Beberapa perusahaan besar memanfaatkan konferensi tersebut untuk mengumumkan investasi senilai miliaran dolar AS dalam bidang AI. Dalam salah satu kesepakatan terbesar yang diumumkan sejauh ini, OpenAI bermitra dengan konglomerat India Tata Group untuk membangun pusat data dengan kapasitas awal 100 MW, dengan rencana untuk meningkatkan kapasitas hingga 1 gigawatt. Di tingkat tertinggi, fasilitas 1 GW dapat menelan biaya antara US$35 miliar dan US$50 miliar.

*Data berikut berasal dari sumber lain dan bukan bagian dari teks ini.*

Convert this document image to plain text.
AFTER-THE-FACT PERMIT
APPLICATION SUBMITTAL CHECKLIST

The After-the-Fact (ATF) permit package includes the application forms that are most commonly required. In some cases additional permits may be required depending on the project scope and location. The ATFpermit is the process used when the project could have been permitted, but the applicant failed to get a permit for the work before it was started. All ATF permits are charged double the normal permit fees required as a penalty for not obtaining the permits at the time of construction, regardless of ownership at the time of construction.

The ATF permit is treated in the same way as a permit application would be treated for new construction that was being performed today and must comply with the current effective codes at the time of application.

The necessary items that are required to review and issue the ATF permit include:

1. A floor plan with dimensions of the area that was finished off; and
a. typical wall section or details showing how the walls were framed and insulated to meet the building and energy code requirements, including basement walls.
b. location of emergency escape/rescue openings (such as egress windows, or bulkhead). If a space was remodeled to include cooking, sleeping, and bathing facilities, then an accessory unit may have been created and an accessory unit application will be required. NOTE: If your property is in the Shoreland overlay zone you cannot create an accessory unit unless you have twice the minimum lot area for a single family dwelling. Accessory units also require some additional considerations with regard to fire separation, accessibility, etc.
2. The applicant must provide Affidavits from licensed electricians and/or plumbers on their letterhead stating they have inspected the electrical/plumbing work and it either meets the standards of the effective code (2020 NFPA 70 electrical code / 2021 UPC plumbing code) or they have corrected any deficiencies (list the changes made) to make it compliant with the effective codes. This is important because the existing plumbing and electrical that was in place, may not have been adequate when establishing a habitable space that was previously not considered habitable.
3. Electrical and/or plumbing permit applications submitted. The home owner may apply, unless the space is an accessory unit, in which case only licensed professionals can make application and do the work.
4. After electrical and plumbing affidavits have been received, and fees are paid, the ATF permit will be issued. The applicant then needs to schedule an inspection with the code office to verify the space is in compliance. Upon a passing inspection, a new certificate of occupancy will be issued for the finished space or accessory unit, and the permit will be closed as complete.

Grup bisnis konglomerat sekaligus miliarder Gautam Adani juga menyatakan rencana untuk menginvestasikan US$100 miliar hingga 2035 guna membangun pusat data yang siap AI, menyoroti skala dukungan sektor swasta terhadap ambisi Modi untuk menjadikan India sebagai pusat AI. Lebih dari US$200 miliar investasi AI diharapkan dalam dua tahun ke depan, kata Menteri Teknologi Ashwini Vaishnaw kepada wartawan di puncak pertemuan pada Selasa.
Made in India
Pernyataan Modi juga muncul di tengah upaya ambisius untuk mendorong inovasi dalam negeri. Sehari sebelumnya, startup Bengaluru Sarvam AI memperkenalkan model yang menurutnya lebih sesuai dengan bahasa dan konteks budaya India yang beragam dibandingkan alat seperti ChatGPT dan Claude. Pemerintah telah mempromosikan model AI yang mandiri dan mendorong pengembang untuk meluncurkan layanan secara lokal.
“India memiliki keragaman, demografi, serta demokrasi. Model AI mana pun yang berhasil di India, dapat diterapkan secara global,” kata Modi dalam pidatonya.
Presiden Prancis Emmanuel Macron, yang berbicara sebelum Modi di KTT tersebut, menyoroti kemajuan India di bidang teknologi AI, dan potensinya untuk mentransformasi berbagai sektor, mulai dari pertanian dan kesehatan hingga transportasi.
“Model India benar-benar revolusioner, memberikan solusi bagi semua orang di negara ini,” kata Macron tentang perjalanan digital India. “Mulai dari 200 juta petani India dalam dialek mereka sendiri, saran perjalanan untuk 400 juta peziarah, hingga diagnostik AI untuk klinik pedesaan, semuanya berjalan di atas infrastruktur digital publik India.”